In short, after help of Red Hat administrators, we had identified that the read/write of Siebel Preferences Files (*.spf) were generating a great number of locking that were not being released, provoking the related Siebel Component to stop responding new requests or even crashing. During some crises, it was even necessary to restart the Siebel Server to get things working again.
During initial setup of all environments, initial configuration went with NFS as choice for the Siebel File System and soon it showed poor performance. Due time constraints, it was chosen to go with the Red Hat GFS file system, which initially shown better performance. Of course, since Oracle didn't support GFS about that time, it was not clear that this was a bad design decision or not.
The proposal
It was clear too that we should go back with NFS since it is supported by Siebel on Linux. The problem was, of course, it was having poor performance: in fact the default configuration was so poor that is was not acceptable.
The group decided to give another try to NFS, but we would need to be sure that NFS wouldn't show the same problem. We need a way to test and guarantee that and a load test/stress test was the way to go. Now the problem was to simulate usage of Siebel Preferences Files in the Siebel File System.
Enter Jmeter
Since the company didn't have any tool to simulate web clients, I suggested to go with Jmeter, and the group accepted the proposal.
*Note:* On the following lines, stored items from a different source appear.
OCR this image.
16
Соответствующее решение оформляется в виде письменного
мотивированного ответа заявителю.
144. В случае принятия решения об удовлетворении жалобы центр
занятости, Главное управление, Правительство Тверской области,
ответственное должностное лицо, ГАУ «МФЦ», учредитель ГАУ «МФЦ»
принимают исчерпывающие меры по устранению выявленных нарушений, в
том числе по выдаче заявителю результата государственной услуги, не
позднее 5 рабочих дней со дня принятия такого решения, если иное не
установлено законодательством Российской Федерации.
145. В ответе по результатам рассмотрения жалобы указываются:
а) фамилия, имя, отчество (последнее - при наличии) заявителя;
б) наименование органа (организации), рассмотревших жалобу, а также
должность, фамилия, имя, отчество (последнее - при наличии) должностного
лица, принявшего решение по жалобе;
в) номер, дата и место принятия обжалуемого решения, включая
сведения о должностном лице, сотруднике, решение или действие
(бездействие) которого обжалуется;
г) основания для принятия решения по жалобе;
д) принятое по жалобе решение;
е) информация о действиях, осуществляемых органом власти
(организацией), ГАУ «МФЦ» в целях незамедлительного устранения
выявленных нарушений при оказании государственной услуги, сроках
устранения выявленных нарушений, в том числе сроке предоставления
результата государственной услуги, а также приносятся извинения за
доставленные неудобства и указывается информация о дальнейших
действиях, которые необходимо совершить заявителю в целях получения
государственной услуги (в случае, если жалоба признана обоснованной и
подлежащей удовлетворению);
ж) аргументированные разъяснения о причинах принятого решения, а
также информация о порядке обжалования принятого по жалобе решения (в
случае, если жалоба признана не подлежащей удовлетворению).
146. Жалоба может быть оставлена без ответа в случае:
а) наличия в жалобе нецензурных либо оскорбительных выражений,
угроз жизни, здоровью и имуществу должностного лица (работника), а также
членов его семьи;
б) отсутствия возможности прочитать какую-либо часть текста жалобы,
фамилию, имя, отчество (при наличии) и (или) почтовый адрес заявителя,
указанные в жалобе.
I started using Jmeter's proxy feature to see how the HTTP requests were send and received from a regular Siebel Web Client in High Interactive mode. We assumed that only doing a log in/log out of the application would be enough to force the Siebel Component to read the spf file, but I was also aware that the result could be messy considering that the High Interactive client is a complicated mix of HTTP, HTML, ActiveX and Java applets.
As you can see below, I was not that wrong:
And that was for only requesting the HTML form, entering with user and password and submitting it. After that, a log out request was made. At total, 20 requests for a simple log in the application.
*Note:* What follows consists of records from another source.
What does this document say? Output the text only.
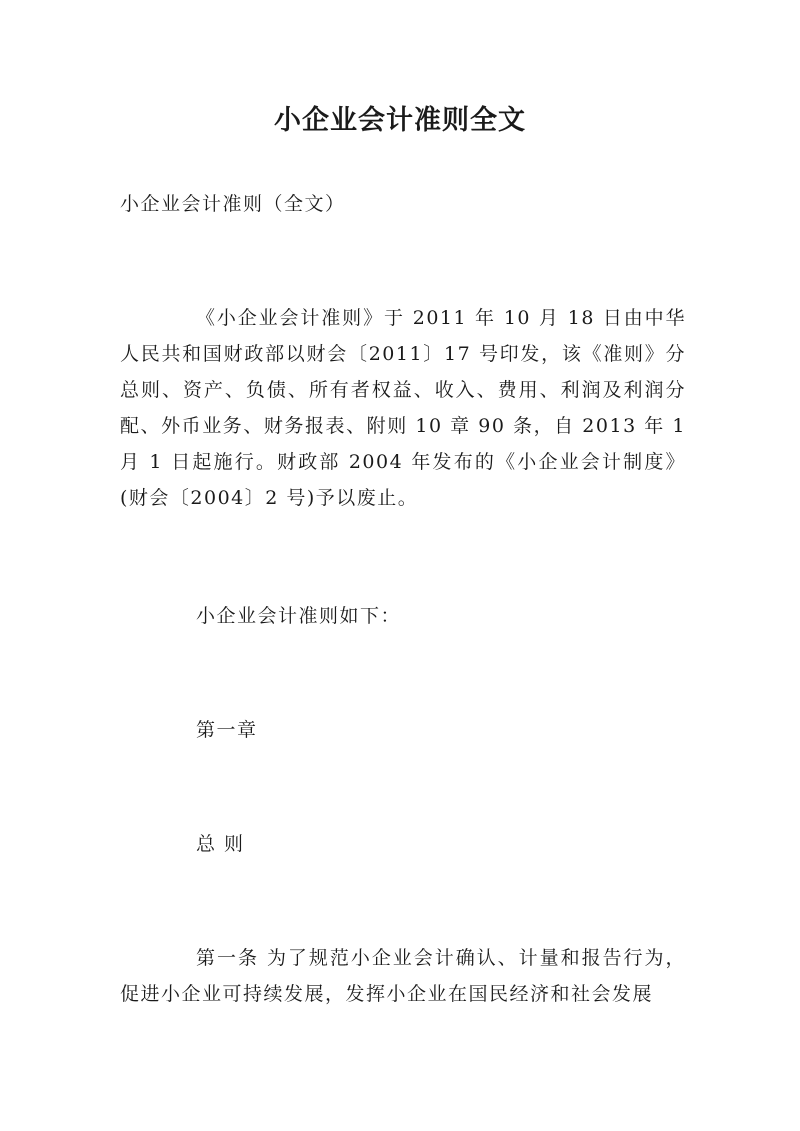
小企业会计准则全文

小企业会计准则（全文）

《小企业会计准则》于 2011 年 10 月 18 日由中华人民共和国财政部以财会〔2011〕17 号印发，该《准则》分总则、资产、负债、所有者权益、收入、费用、利润及利润分配、外币业务、财务报表、附则 10 章 90 条，自 2013 年 1 月 1 日起施行。财政部 2004 年发布的《小企业会计制度》(财会〔2004〕2 号)予以废止。

小企业会计准则如下：

第一章

总 则

第一条 为了规范小企业会计确认、计量和报告行为，促进小企业可持续发展，发挥小企业在国民经济和社会发展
The major issue was understanding the parameters and their meaning. Some of then were pretty cryptographic:
Since I could not guess their meaning and what should I use as a value for each one of them, creating this test required a series of try-and-error sessions, including monitoring the Siebel Server to see if the log in/log out was actually working as expected.
Once this was successfully created, we also decided that only reading the spf files was not enough: we should force it to be changed. I turned on the proxy feature of Jmeter and tried again.
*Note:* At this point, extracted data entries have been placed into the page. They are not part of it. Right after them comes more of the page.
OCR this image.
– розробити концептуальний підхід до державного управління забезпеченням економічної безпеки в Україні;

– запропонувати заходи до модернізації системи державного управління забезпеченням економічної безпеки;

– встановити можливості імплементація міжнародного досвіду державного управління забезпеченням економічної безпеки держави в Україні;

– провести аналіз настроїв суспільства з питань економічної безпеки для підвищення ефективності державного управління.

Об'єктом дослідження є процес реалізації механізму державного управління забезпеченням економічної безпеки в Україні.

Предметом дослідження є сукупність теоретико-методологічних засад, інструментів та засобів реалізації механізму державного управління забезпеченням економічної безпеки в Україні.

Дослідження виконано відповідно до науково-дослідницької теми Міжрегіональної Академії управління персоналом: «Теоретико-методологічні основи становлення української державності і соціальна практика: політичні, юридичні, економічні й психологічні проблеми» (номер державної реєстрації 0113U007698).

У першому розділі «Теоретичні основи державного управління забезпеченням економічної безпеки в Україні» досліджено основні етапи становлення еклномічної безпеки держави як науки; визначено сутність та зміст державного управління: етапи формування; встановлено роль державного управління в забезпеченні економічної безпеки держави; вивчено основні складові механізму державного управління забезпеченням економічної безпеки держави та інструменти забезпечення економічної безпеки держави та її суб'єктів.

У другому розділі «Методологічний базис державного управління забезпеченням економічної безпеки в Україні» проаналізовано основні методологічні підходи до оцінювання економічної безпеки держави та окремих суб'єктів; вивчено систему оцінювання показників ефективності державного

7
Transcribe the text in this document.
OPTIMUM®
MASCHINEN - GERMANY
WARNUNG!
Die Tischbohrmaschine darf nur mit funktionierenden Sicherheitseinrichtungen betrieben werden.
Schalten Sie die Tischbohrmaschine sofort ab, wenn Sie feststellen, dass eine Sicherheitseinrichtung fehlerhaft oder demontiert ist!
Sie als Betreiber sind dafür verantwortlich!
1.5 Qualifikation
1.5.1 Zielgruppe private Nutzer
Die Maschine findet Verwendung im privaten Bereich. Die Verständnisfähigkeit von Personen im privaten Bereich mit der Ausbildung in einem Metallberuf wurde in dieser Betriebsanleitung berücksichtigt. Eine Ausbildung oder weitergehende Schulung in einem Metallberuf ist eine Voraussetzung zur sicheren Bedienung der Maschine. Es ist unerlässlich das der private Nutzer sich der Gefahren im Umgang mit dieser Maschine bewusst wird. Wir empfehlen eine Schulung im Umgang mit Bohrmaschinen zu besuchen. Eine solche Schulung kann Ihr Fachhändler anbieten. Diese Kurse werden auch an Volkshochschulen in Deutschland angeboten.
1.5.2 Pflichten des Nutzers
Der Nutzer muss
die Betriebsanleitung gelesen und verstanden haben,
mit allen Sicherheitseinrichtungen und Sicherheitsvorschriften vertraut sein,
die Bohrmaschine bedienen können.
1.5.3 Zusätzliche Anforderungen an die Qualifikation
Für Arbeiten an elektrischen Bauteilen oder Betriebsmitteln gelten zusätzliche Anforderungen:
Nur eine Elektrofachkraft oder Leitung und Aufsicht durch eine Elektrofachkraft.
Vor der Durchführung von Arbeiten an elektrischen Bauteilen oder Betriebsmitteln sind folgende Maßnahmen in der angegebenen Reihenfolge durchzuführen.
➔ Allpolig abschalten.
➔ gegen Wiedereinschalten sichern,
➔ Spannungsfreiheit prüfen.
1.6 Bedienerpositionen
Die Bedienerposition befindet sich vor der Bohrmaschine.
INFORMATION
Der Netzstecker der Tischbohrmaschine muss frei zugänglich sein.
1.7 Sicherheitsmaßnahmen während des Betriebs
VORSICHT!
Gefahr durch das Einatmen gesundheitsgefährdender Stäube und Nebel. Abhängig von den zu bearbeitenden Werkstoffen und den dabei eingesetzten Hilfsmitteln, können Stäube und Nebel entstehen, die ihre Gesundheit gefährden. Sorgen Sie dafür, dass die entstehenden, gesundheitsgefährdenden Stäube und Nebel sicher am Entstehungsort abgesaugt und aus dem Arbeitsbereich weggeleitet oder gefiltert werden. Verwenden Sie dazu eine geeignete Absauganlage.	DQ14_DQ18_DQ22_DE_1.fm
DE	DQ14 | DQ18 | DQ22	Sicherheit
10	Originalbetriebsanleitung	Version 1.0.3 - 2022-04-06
An easy thing to do was to go to a list applet and swapping positions of two list columns in the Siebel Web Client. Implementing that in Jmeter was even more painful, because the amount of parameters were higher and number of requests too. In total, it was 30 request just to swapping the columns of position after log in and log out of the application! That required even more try-and-error tests, including checking for modification in the related spf and in the application itself.
Lessons learned
Well, Jmeter is a great tool for automating load test/stress test of web applications (and other things too), but for Siebel I would not recommended it.
When I saw that it would be even harder to implement as I initially thought, I opened a ticket for Oracle support asking for documentation about those parameters. Unfortunately, the answer was that those parameters were not documented for end user utilization.
After some researching, I found this article from Alex Amat that shows clearly why is so hard to simulate a Siebel High Interactive client by simply looking at the HTTP request exchanged. The secret for that seems to be the correlation library (represented by the ssdtcorr.dll in Windows), which enables you to simulate the HI client without doing yourself a brain damage. While this also helps with the matter of not having documented the usage of each HTTP parameter it's open to debate and I honestly don't have a opinion about that because I haven't tested the application either (Oracle has a product called Oracle Application Testing Suite which hopefully makes such tasks much easier).
Maybe when using Jmeter with Open UI will be easier to write such tests, but again, this is something to checkin the future but I would not bet on that.
And what about the tests results?
Fortunately, the tests went OK. After reproducing the issue on GFS, the team started setting up the NFSv4 in test environment and a lot of settings were tried on the Red Hat side. The OS specialists were able to find good settings and performance with NFSv4 was not an issue again. Of course, the Jmeter's tests were there to confirm that the same locking issue would not happen with the new Siebel File System.